Le Conseil constitutionnel, par une décision rendue le 5 juin 2025, s’est prononcé sur la régularité du financement de la campagne électorale d’un candidat. Ce candidat s’était présenté aux élections législatives des 30 juin et 7 juillet 2024 dans la vingt-et-unième circonscription du département du Nord. La Commission nationale des comptes de campagne et des financements politiques a rejeté son compte de campagne par une décision du 3 février 2025. Elle a constaté l’absence d’ouverture d’un compte bancaire unique par le mandataire financier, en méconnaissance flagrante des dispositions du code électoral. Le juge électoral doit déterminer si l’omission d’un compte bancaire spécifique entraîne nécessairement le rejet du compte et le prononcé d’une inéligibilité. Le Conseil constitutionnel confirme le rejet et déclare le candidat inéligible pour une durée d’un an en raison de la gravité du manquement. L’analyse de cette décision suppose d’étudier la confirmation du rejet du compte de campagne puis le prononcé de l’inéligibilité pour manquement grave.
I. La confirmation du rejet du compte de campagne
A. L’exigence fondamentale d’un compte bancaire unique
L’article L. 52-6 du code électoral « impose au mandataire financier d’ouvrir un compte bancaire ou postal unique retraçant la totalité de ses opérations financières ». Cette règle constitue un pilier de la transparence financière en permettant une traçabilité rigoureuse de l’ensemble des recettes perçues et des dépenses engagées. Le Conseil constitutionnel relève que le mandataire financier du candidat n’avait pas ouvert de compte bancaire au mépris de ces exigences légales impératives. Le respect de ce formalisme bancaire conditionne la validité même du compte de campagne présenté devant la commission nationale de contrôle.

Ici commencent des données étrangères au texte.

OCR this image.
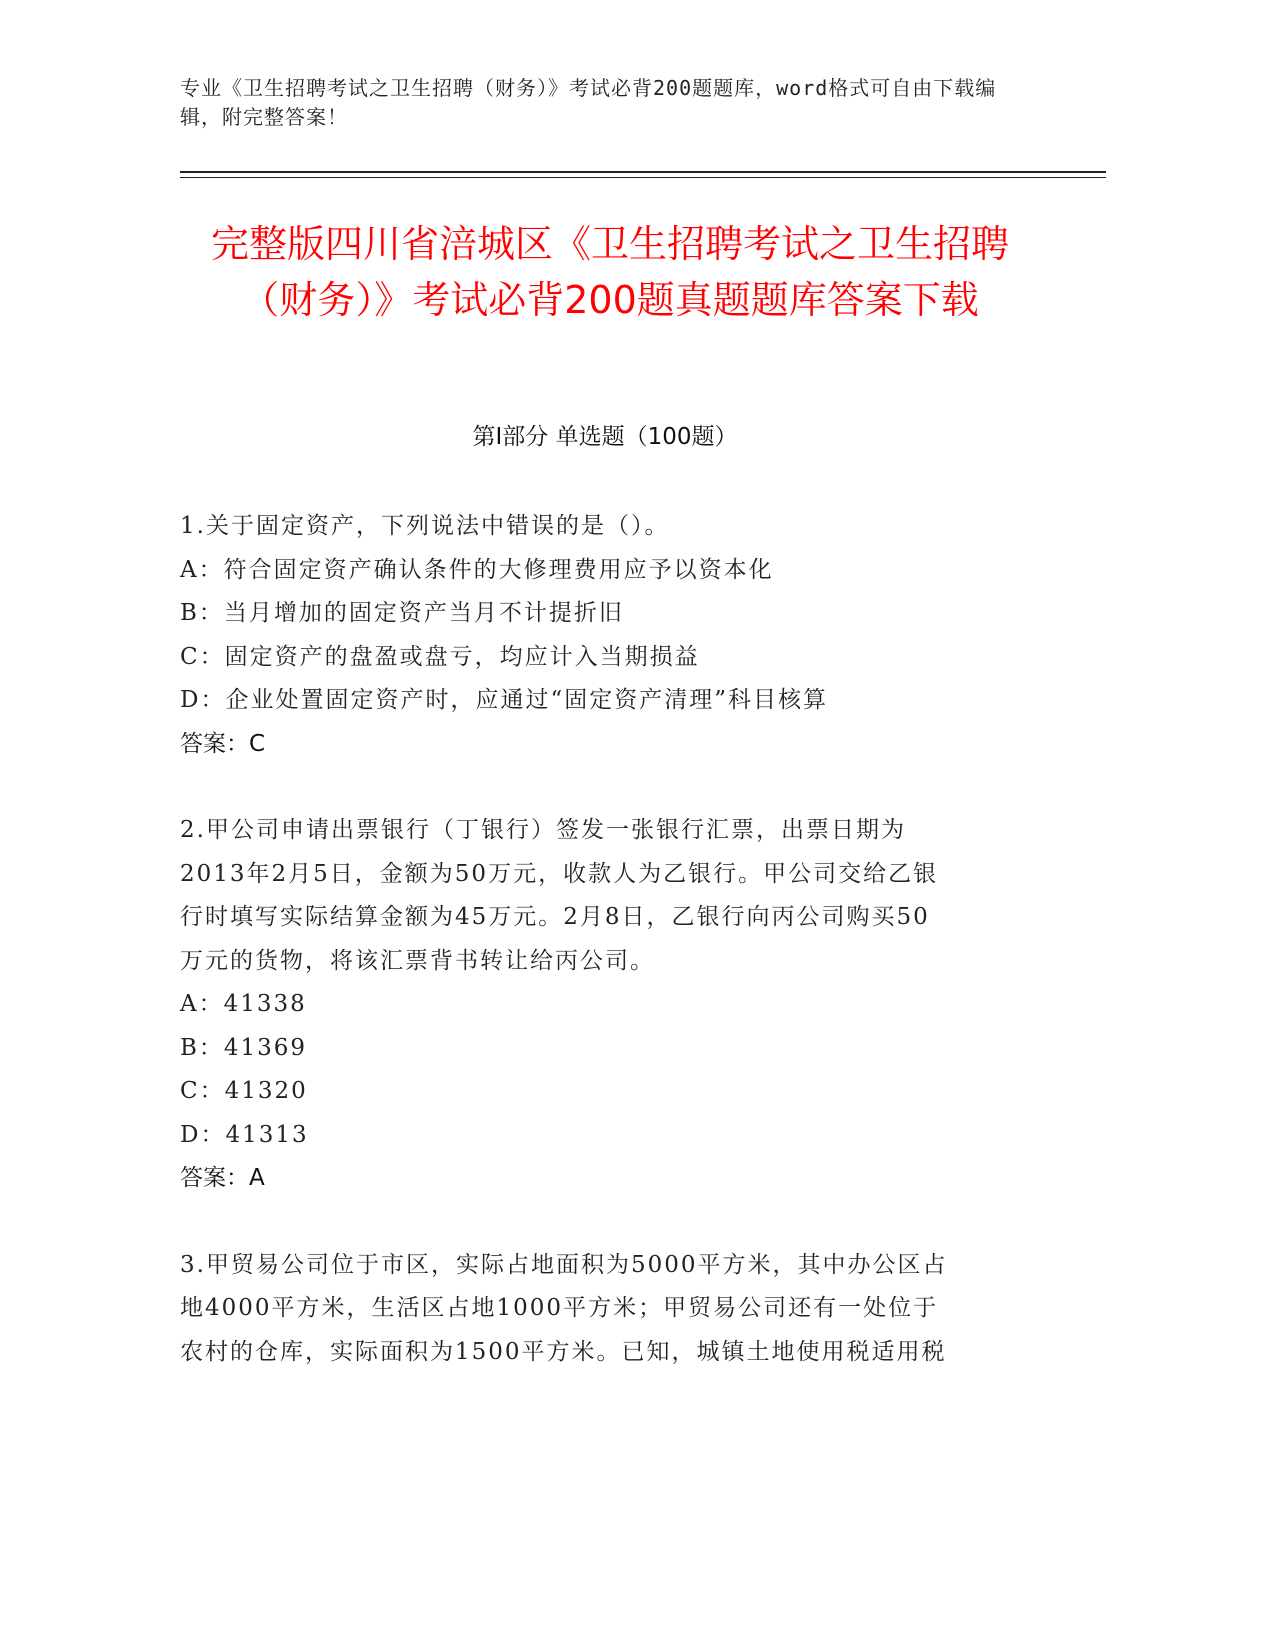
专业《卫生招聘考试之卫生招聘（财务）》考试必背200题题库，word格式可自由下载编辑，附完整答案！
完整版四川省涪城区《卫生招聘考试之卫生招聘（财务）》考试必背200题真题题库答案下载
第I部分 单选题（100题）

1.关于固定资产，下列说法中错误的是（）。

A：符合固定资产确认条件的大修理费用应予以资本化

B：当月增加的固定资产当月不计提折旧

C：固定资产的盘盈或盘亏，均应计入当期损益

D：企业处置固定资产时，应通过“固定资产清理”科目核算

答案：C

2.甲公司申请出票银行（丁银行）签发一张银行汇票，出票日期为

2013年2月5日，金额为50万元，收款人为乙银行。甲公司交给乙银

行时填写实际结算金额为45万元。2月8日，乙银行向丙公司购买50

万元的货物，将该汇票背书转让给丙公司。

A：41338

B：41369

C：41320

D：41313

答案：A

3.甲贸易公司位于市区，实际占地面积为5000平方米，其中办公区占

地4000平方米，生活区占地1000平方米；甲贸易公司还有一处位于

农村的仓库，实际面积为1500平方米。已知，城镇土地使用税适用税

B. La sanction automatique du défaut de traçabilité bancaire
L’absence de compte dédié empêche toute vérification sérieuse des flux monétaires et rend le contrôle de la commission nationale parfaitement inopérant pour l’examen. Le Conseil souligne que « cette circonstance est établie » et valide logiquement la décision de rejet prise par l’autorité administrative compétente le 3 février 2025. Cette solution s’inscrit dans une jurisprudence constante refusant de régulariser des manquements portant sur les instruments fondamentaux du contrôle financier des élections. Le juge électoral refuse de prendre en compte l’absence d’observations du candidat pour atténuer la portée de cette violation caractérisée de la loi.
II. Le prononcé de l’inéligibilité pour manquement grave
A. La caractérisation d’une gravité particulière
Selon l’article L.O. 136-1, le juge peut déclarer inéligible un candidat en cas de « manquement d’une particulière gravité aux règles de financement ». Le Conseil constitutionnel estime que l’absence de compte bancaire représente une violation substantielle dont le candidat ne pouvait ignorer la portée juridique réelle. L’omission de cette formalité élémentaire porte atteinte à la clarté du financement et fragilise la sincérité du scrutin par l’opacité des mouvements financiers. Cette sévérité démontre la volonté du juge de sanctionner fermement toute négligence affectant les mécanismes de surveillance des campagnes législatives françaises.
B. La modulation de la durée de la sanction électorale
Le juge électoral prononce l’inéligibilité pour une durée d’un an, durée inférieure au maximum légal de trois ans prévu par les textes organiques. Cette mesure de police électorale vise à écarter temporairement de la vie publique des candidats ayant gravement méconnu les principes de probité financière. La décision précise que cette sanction court « à compter de la présente décision » et s’applique à tout mandat électif durant cette période déterminée. Le Conseil constitutionnel assure l’équilibre entre la nécessaire répression des fraudes potentielles et le respect de la liberté fondamentale de se porter candidat.